LINCOLN HOME Lincoln’s home in Springfield – known as “The Land of Lincoln” – is the only one he owned. A magnet for Lincoln buffs, it has been restored to its 1861 appearance, along with the four-block neighbourhood. Lincoln lived in the house from 1844 to 1861; it still includes original furnishings. A simple “A. Lincoln” nameplate is
affixed to the front door.
In the rear parlour, Lincoln learned he had won the Republican Party’s nomination for president. Before he left for Washington, he milked a cow in the backyard.

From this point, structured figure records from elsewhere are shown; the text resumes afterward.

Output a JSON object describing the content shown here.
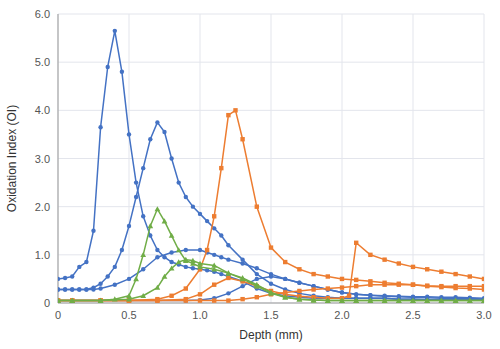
{
  "chart_data": {
    "type": "line",
    "xlabel": "Depth (mm)",
    "ylabel": "Oxidation Index (OI)",
    "xlim": [
      0,
      3.0
    ],
    "ylim": [
      0,
      6.0
    ],
    "xticks": [
      0,
      0.5,
      {
        "value": 1.0,
        "label": "1.0"
      },
      1.5,
      {
        "value": 2.0,
        "label": "2.0"
      },
      2.5,
      {
        "value": 3.0,
        "label": "3.0"
      }
    ],
    "yticks": [
      0,
      {
        "value": 1.0,
        "label": "1.0"
      },
      {
        "value": 2.0,
        "label": "2.0"
      },
      {
        "value": 3.0,
        "label": "3.0"
      },
      {
        "value": 4.0,
        "label": "4.0"
      },
      {
        "value": 5.0,
        "label": "5.0"
      },
      {
        "value": 6.0,
        "label": "6.0"
      }
    ],
    "grid": true,
    "series": [
      {
        "color": "#4472c4",
        "marker": "circle",
        "x": [
          0.0,
          0.05,
          0.1,
          0.15,
          0.2,
          0.25,
          0.3,
          0.35,
          0.4,
          0.45,
          0.5,
          0.55,
          0.6,
          0.65,
          0.7,
          0.75,
          0.8,
          0.85,
          0.9,
          0.95,
          1.0,
          1.05,
          1.1,
          1.15,
          1.2,
          1.3,
          1.4,
          1.5,
          1.6,
          1.7,
          1.8,
          1.9,
          2.0,
          2.1,
          2.2,
          2.3,
          2.4,
          2.5,
          2.6,
          2.7,
          2.8,
          2.9,
          3.0
        ],
        "values": [
          0.5,
          0.52,
          0.55,
          0.75,
          0.85,
          1.5,
          3.65,
          4.9,
          5.65,
          4.8,
          3.5,
          2.5,
          1.8,
          1.4,
          1.1,
          0.95,
          0.85,
          0.8,
          0.75,
          0.72,
          0.7,
          0.68,
          0.65,
          0.6,
          0.55,
          0.45,
          0.3,
          0.2,
          0.15,
          0.12,
          0.1,
          0.1,
          0.1,
          0.1,
          0.1,
          0.1,
          0.08,
          0.08,
          0.07,
          0.07,
          0.07,
          0.07,
          0.07
        ]
      },
      {
        "color": "#4472c4",
        "marker": "circle",
        "x": [
          0.0,
          0.05,
          0.1,
          0.15,
          0.2,
          0.25,
          0.3,
          0.35,
          0.4,
          0.45,
          0.5,
          0.55,
          0.6,
          0.65,
          0.7,
          0.75,
          0.8,
          0.85,
          0.9,
          0.95,
          1.0,
          1.05,
          1.1,
          1.15,
          1.2,
          1.3,
          1.4,
          1.5,
          1.6,
          1.7,
          1.8,
          1.9,
          2.0,
          2.1,
          2.2,
          2.3,
          2.4,
          2.5,
          2.6,
          2.7,
          2.8,
          2.9,
          3.0
        ],
        "values": [
          0.28,
          0.28,
          0.28,
          0.28,
          0.28,
          0.32,
          0.4,
          0.55,
          0.75,
          1.1,
          1.6,
          2.2,
          2.8,
          3.4,
          3.75,
          3.55,
          3.0,
          2.5,
          2.2,
          2.0,
          1.85,
          1.7,
          1.55,
          1.4,
          1.2,
          0.9,
          0.6,
          0.4,
          0.28,
          0.2,
          0.15,
          0.12,
          0.1,
          0.1,
          0.1,
          0.1,
          0.08,
          0.08,
          0.07,
          0.07,
          0.07,
          0.07,
          0.07
        ]
      },
      {
        "color": "#4472c4",
        "marker": "circle",
        "x": [
          0.0,
          0.05,
          0.1,
          0.15,
          0.2,
          0.25,
          0.3,
          0.4,
          0.5,
          0.6,
          0.7,
          0.8,
          0.9,
          1.0,
          1.05,
          1.1,
          1.15,
          1.2,
          1.3,
          1.4,
          1.5,
          1.6,
          1.7,
          1.8,
          1.9,
          2.0,
          2.1,
          2.2,
          2.3,
          2.4,
          2.5,
          2.6,
          2.7,
          2.8,
          2.9,
          3.0
        ],
        "values": [
          0.28,
          0.28,
          0.28,
          0.28,
          0.28,
          0.28,
          0.3,
          0.38,
          0.5,
          0.7,
          0.95,
          1.05,
          1.1,
          1.1,
          1.05,
          1.0,
          0.95,
          0.9,
          0.82,
          0.72,
          0.6,
          0.5,
          0.42,
          0.35,
          0.28,
          0.22,
          0.18,
          0.16,
          0.14,
          0.13,
          0.12,
          0.11,
          0.1,
          0.1,
          0.1,
          0.08
        ]
      },
      {
        "color": "#4472c4",
        "marker": "circle",
        "x": [
          0.0,
          0.1,
          0.3,
          0.5,
          0.7,
          0.9,
          1.0,
          1.1,
          1.2,
          1.3,
          1.4,
          1.5,
          1.6,
          1.7,
          1.8,
          1.9,
          2.0,
          2.1,
          2.2,
          2.3,
          2.4,
          2.5,
          2.6,
          2.7,
          2.8,
          2.9,
          3.0
        ],
        "values": [
          0.05,
          0.05,
          0.05,
          0.05,
          0.05,
          0.05,
          0.06,
          0.1,
          0.2,
          0.35,
          0.5,
          0.55,
          0.5,
          0.42,
          0.35,
          0.28,
          0.22,
          0.18,
          0.16,
          0.15,
          0.14,
          0.13,
          0.13,
          0.12,
          0.12,
          0.11,
          0.1
        ]
      },
      {
        "color": "#ed7d31",
        "marker": "square",
        "x": [
          0.0,
          0.1,
          0.3,
          0.5,
          0.7,
          0.8,
          0.9,
          1.0,
          1.05,
          1.1,
          1.15,
          1.2,
          1.25,
          1.3,
          1.4,
          1.5,
          1.6,
          1.7,
          1.8,
          1.9,
          2.0,
          2.1,
          2.2,
          2.3,
          2.4,
          2.5,
          2.6,
          2.7,
          2.8,
          2.9,
          3.0
        ],
        "values": [
          0.05,
          0.05,
          0.05,
          0.05,
          0.08,
          0.15,
          0.3,
          0.7,
          1.1,
          1.8,
          2.8,
          3.9,
          4.0,
          3.4,
          2.0,
          1.15,
          0.85,
          0.7,
          0.6,
          0.55,
          0.5,
          0.48,
          0.45,
          0.42,
          0.4,
          0.38,
          0.35,
          0.33,
          0.31,
          0.3,
          0.28
        ]
      },
      {
        "color": "#ed7d31",
        "marker": "square",
        "x": [
          0.0,
          0.1,
          0.3,
          0.5,
          0.7,
          0.9,
          1.0,
          1.1,
          1.2,
          1.3,
          1.4,
          1.5,
          1.6,
          1.7,
          1.8,
          1.9,
          2.0,
          2.05,
          2.1,
          2.2,
          2.3,
          2.4,
          2.5,
          2.6,
          2.7,
          2.8,
          2.9,
          3.0
        ],
        "values": [
          0.05,
          0.05,
          0.05,
          0.05,
          0.05,
          0.08,
          0.18,
          0.38,
          0.52,
          0.45,
          0.35,
          0.25,
          0.18,
          0.14,
          0.12,
          0.1,
          0.1,
          0.15,
          1.25,
          1.0,
          0.9,
          0.82,
          0.75,
          0.7,
          0.65,
          0.6,
          0.55,
          0.5
        ]
      },
      {
        "color": "#ed7d31",
        "marker": "square",
        "x": [
          0.0,
          0.1,
          0.3,
          0.5,
          0.7,
          0.9,
          1.0,
          1.1,
          1.2,
          1.3,
          1.4,
          1.5,
          1.6,
          1.7,
          1.8,
          1.9,
          2.0,
          2.1,
          2.2,
          2.3,
          2.4,
          2.5,
          2.6,
          2.7,
          2.8,
          2.9,
          3.0
        ],
        "values": [
          0.05,
          0.05,
          0.05,
          0.05,
          0.05,
          0.05,
          0.05,
          0.05,
          0.05,
          0.08,
          0.12,
          0.18,
          0.22,
          0.25,
          0.28,
          0.3,
          0.32,
          0.35,
          0.38,
          0.38,
          0.38,
          0.38,
          0.36,
          0.35,
          0.35,
          0.35,
          0.35
        ]
      },
      {
        "color": "#70ad47",
        "marker": "triangle",
        "x": [
          0.0,
          0.1,
          0.3,
          0.4,
          0.5,
          0.55,
          0.6,
          0.65,
          0.7,
          0.75,
          0.8,
          0.85,
          0.9,
          0.95,
          1.0,
          1.1,
          1.2,
          1.3,
          1.4,
          1.5,
          1.6,
          1.7,
          1.8,
          1.9,
          2.0,
          2.1,
          2.2,
          2.3,
          2.4,
          2.5,
          2.6,
          2.7,
          2.8,
          2.9,
          3.0
        ],
        "values": [
          0.05,
          0.05,
          0.05,
          0.08,
          0.15,
          0.5,
          1.0,
          1.6,
          1.95,
          1.7,
          1.4,
          1.1,
          0.88,
          0.82,
          0.75,
          0.7,
          0.62,
          0.52,
          0.38,
          0.22,
          0.12,
          0.08,
          0.06,
          0.05,
          0.05,
          0.05,
          0.05,
          0.05,
          0.05,
          0.05,
          0.05,
          0.05,
          0.05,
          0.05,
          0.05
        ]
      },
      {
        "color": "#70ad47",
        "marker": "triangle",
        "x": [
          0.0,
          0.1,
          0.3,
          0.5,
          0.6,
          0.7,
          0.75,
          0.8,
          0.85,
          0.9,
          0.95,
          1.0,
          1.1,
          1.2,
          1.3,
          1.4,
          1.5,
          1.6,
          1.7,
          1.8,
          1.9,
          2.0,
          2.1,
          2.2,
          2.3,
          2.4,
          2.5,
          2.6,
          2.7,
          2.8,
          2.9,
          3.0
        ],
        "values": [
          0.05,
          0.05,
          0.05,
          0.08,
          0.15,
          0.32,
          0.55,
          0.72,
          0.85,
          0.9,
          0.88,
          0.82,
          0.78,
          0.62,
          0.5,
          0.35,
          0.2,
          0.12,
          0.08,
          0.06,
          0.05,
          0.05,
          0.05,
          0.05,
          0.05,
          0.05,
          0.05,
          0.05,
          0.05,
          0.05,
          0.05,
          0.05
        ]
      }
    ]
  }
}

LINCOLN-HERNDON LAW OFFICE Lincoln started his law practice with Stephen T. Logan in the Tinsley drygoods storehouse, opposite Springfield’s State Capitol in 1843. The following year, he started a partnership with William Herndon, located in the same building. Herndon hated it when Lincoln’s boys visited as they would throw books, papers and inkwells at each other as they played. The desk Lincoln used to draft his first presidential inaugural speech can be viewed downstairs.
LINCOLN DEPOT Before Lincoln departed for Washington in early 1861, he bid an affectionate farewell to Springfield’s citizens at the train depot. On the wall of the depot is a plaque recalling his famous speech: “To this place, and the kindness of these people, I owe everything.”
DAVID WILLS HOUSE In November 1863, following the Union army’s victory at Gettysburg, Lincoln visited the town to dedicate the Soldiers’ National Cemetery and make “a few appropriate remarks”. He stayed overnight at the house of attorney David Wills, where he finalised his address. The house has been restored and you can visit the room where Lincoln stayed. It includes a museum that explores the battle and the impact on the town of just 2400 people. Nearby is Shriver House, the home of George Washington Shriver and his family during the Gettysburg battle. Tours include a peek into the attic, which was occupied by Confederate sharpshooters. On the 150th anniversary of the battle last month, they hosted a Lincoln look-alike contest.
FORD’S THEATRE AND PETERSEN HOUSE The presidential box, on the second floor of Ford’s Theatre in Washington, DC looks just as it did when Lincoln was shot there by John Wilkes Booth in 1865. In the basement is a museum where Booth’s derringer pistol and Lincoln’s bloodstained suit are on display. After he was shot, Lincoln was carried across the street to Petersen House, where he died the following morning. It is also worth a visit. The bed Lincoln died on, lying diagonally, is now located at the Chicago History Museum.
LINCOLN TOMB Lincoln’s resting place is Oak Ridge Cemetery in Springfield, where he is entombed inside a 35m-high mausoleum and buried beneath a seven-tonne red marble block to ward off grave robbers. The public receiving vault for Lincoln’s body is still there. Nearby is a marker signposting the original burial vault.
There are other sites worth visiting, including the Abraham Lincoln Birthplace in Hodgenville, Kentucky, which includes a “symbolic birthplace cabin”; the Boyhood Home at Knob Creek; the Smithsonian in Washington, which has Lincoln’s gold pocket watch and beaver fur stovepipe hat; the Library of Congress in Washington, which has two of the five copies of the Gettysburg Address written in Lincoln’s hand; and the Abraham Lincoln Presidential Library and Museum in Springfield, which combines holographic theatres, waxworks and thousands of documents and artefacts to tell the story of his life.
Despite having read dozens of books about Lincoln, studied the photographs that document his physical deterioration and viewed countless documentaries and movies, aspects of his life remained elusive. He seemed remote, like the colossus 5.8m statue that sits inside the Lincoln Memorial in Washington, DC.
But a ground-level study from New Salem to Springfield and Gettysburg to Washington helped to reveal the real Lincoln by separating the man from the mythology.